Artwork
Tomando el sol

Tomando el sol is an oil painting by the Post-Impressionist artist Ramir Lorenzale i Rogent. It dates from 1896 and is held in the collection of the Museo del Prado.
About this work
Technique & Style
The palette is subdued, with earth tones and muted highlights that emphasize the stillness of the moment.
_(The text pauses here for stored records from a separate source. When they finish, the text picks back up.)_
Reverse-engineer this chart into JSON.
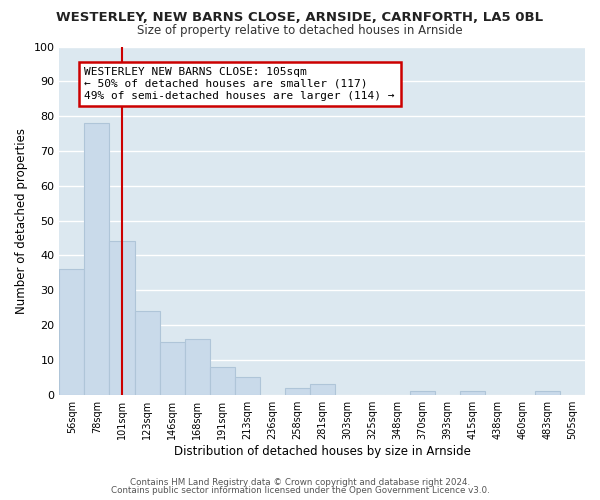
{
  "title": "WESTERLEY, NEW BARNS CLOSE, ARNSIDE, CARNFORTH, LA5 0BL",
  "subtitle": "Size of property relative to detached houses in Arnside",
  "xlabel": "Distribution of detached houses by size in Arnside",
  "ylabel": "Number of detached properties",
  "categories": [
    "56sqm",
    "78sqm",
    "101sqm",
    "123sqm",
    "146sqm",
    "168sqm",
    "191sqm",
    "213sqm",
    "236sqm",
    "258sqm",
    "281sqm",
    "303sqm",
    "325sqm",
    "348sqm",
    "370sqm",
    "393sqm",
    "415sqm",
    "438sqm",
    "460sqm",
    "483sqm",
    "505sqm"
  ],
  "values": [
    36,
    78,
    44,
    24,
    15,
    16,
    8,
    5,
    0,
    2,
    3,
    0,
    0,
    0,
    1,
    0,
    1,
    0,
    0,
    1,
    0
  ],
  "bar_color": "#c9daea",
  "bar_edge_color": "#afc5d8",
  "vline_x_index": 2,
  "vline_color": "#cc0000",
  "annotation_text": "WESTERLEY NEW BARNS CLOSE: 105sqm\n← 50% of detached houses are smaller (117)\n49% of semi-detached houses are larger (114) →",
  "annotation_box_color": "#ffffff",
  "annotation_box_edge": "#cc0000",
  "fig_bg_color": "#ffffff",
  "plot_bg_color": "#dce8f0",
  "grid_color": "#ffffff",
  "footer1": "Contains HM Land Registry data © Crown copyright and database right 2024.",
  "footer2": "Contains public sector information licensed under the Open Government Licence v3.0.",
  "ylim": [
    0,
    100
  ],
  "yticks": [
    0,
    10,
    20,
    30,
    40,
    50,
    60,
    70,
    80,
    90,
    100
  ]
}
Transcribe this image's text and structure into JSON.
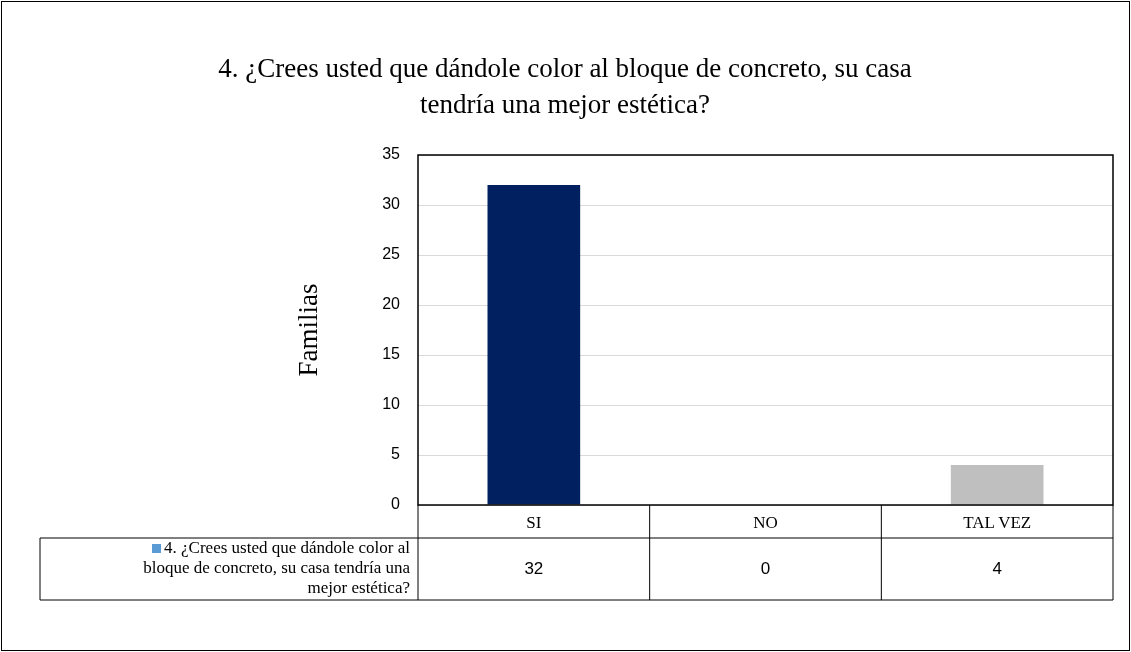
{
  "chart_data": {
    "type": "bar",
    "title": "4. ¿Crees usted que dándole color al bloque de concreto, su casa tendría una mejor estética?",
    "ylabel": "Familias",
    "categories": [
      "SI",
      "NO",
      "TAL VEZ"
    ],
    "series": [
      {
        "name": "4. ¿Crees usted que dándole color al bloque de concreto, su casa tendría una mejor estética?",
        "color": "#5b9bd5",
        "colors": [
          "#002060",
          "#5b9bd5",
          "#bfbfbf"
        ],
        "values": [
          32,
          0,
          4
        ]
      }
    ],
    "ylim": [
      0,
      35
    ],
    "yticks": [
      0,
      5,
      10,
      15,
      20,
      25,
      30,
      35
    ],
    "grid": "y",
    "legend": "bottom",
    "data_labels": true
  }
}
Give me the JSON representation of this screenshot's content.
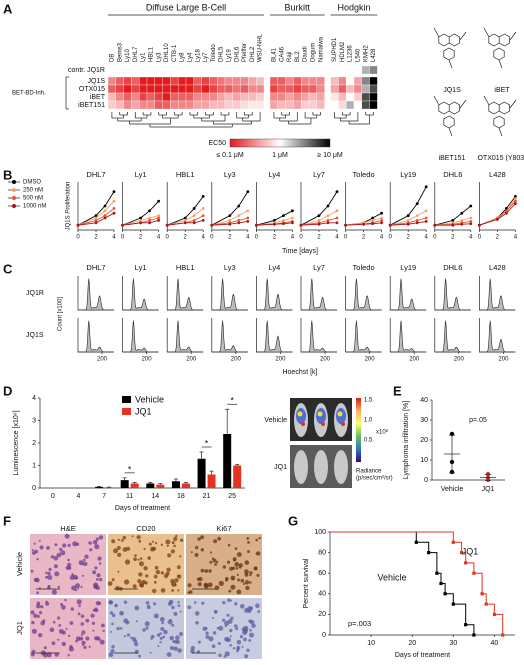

Executed in oil on canvas in 1890, the work measures 60 cm in height by 110 cm in width. The handling is consistent with academic naturalism of the period, employing smooth, blended brushwork to render the scene with careful modeling of light and shadow. Compositionally, the painting centers on a seated figure in an interior setting, framed by architectural elements and softened daylight that registers as a quiet, domestic atmosphere. The palette is subdued, with earth tones and muted highlights that emphasize the stillness of the moment.
History & Provenance
The work Tomando el sol by Ramir Lorenzale i Rogent is dated to 1890, as recorded in the Museo del Prado’s collection entry and corroborated by the artist’s catalogue raisonné.
The painting entered the Museo del Prado’s holdings as part of its permanent collection, where it remains located. The Prado’s record assigns the work the accession number P006351, aligning with its institutional inventory of works by Lorenzale Rogent.
The oil painting Tomando el sol, created by Ramir Lorenzale i Rogent in 1890, is held in the collection of the Museo del Prado in Madrid. Within the museum's holdings, the work is assigned the inventory number P006351. The painting, which measures 60 cm in height and 110 cm in width, depicts a scene involving a seat and a carriage.
The provided sources do not contain specific details regarding the work's exhibition history or prior provenance beyond its current institutional location.
Context
Tomando el sol (1890) by Ramir Lorenzale i Rogent is an oil painting on canvas measuring 60 cm by 110 cm, currently housed in the Museo del Prado in Madrid. The work depicts a sunlit scene with a seat and carriage, reflecting 19th-century Spanish artistic interests in leisure and bourgeois domesticity. Its formal qualities and thematic content have been analyzed within the broader trajectory of Spanish academic painting, situating it amid contemporary debates about naturalism and compositional balance.
Scholarship on the piece remains limited, though its inclusion in the Prado’s collection underscores its significance within the artist’s oeuvre and the museum’s holdings of regional 19th-century works.
Overview
“Tomando el sol” is an oil painting executed in 1896 by the Catalan artist Ramir Lorenzale i Rogent. The work measures a modest size and is part of the permanent collection of the Museo del Prado in Madrid. It portrays a lively urban street, rendered with a naturalistic eye for light and atmosphere.
Subject & Meaning
The canvas captures a bustling thoroughfare where a black horse‑drawn carriage moves past a group of pedestrians. Central to the composition is a woman in a white dress edged with red, surrounded by children and adults in period attire. The scene reflects everyday leisure and social interaction in a late‑19th‑century city.
Artist & collection
Artist
Ramir Lorenzale i Rogent (1859–1917) was an artist, born in Barcelona.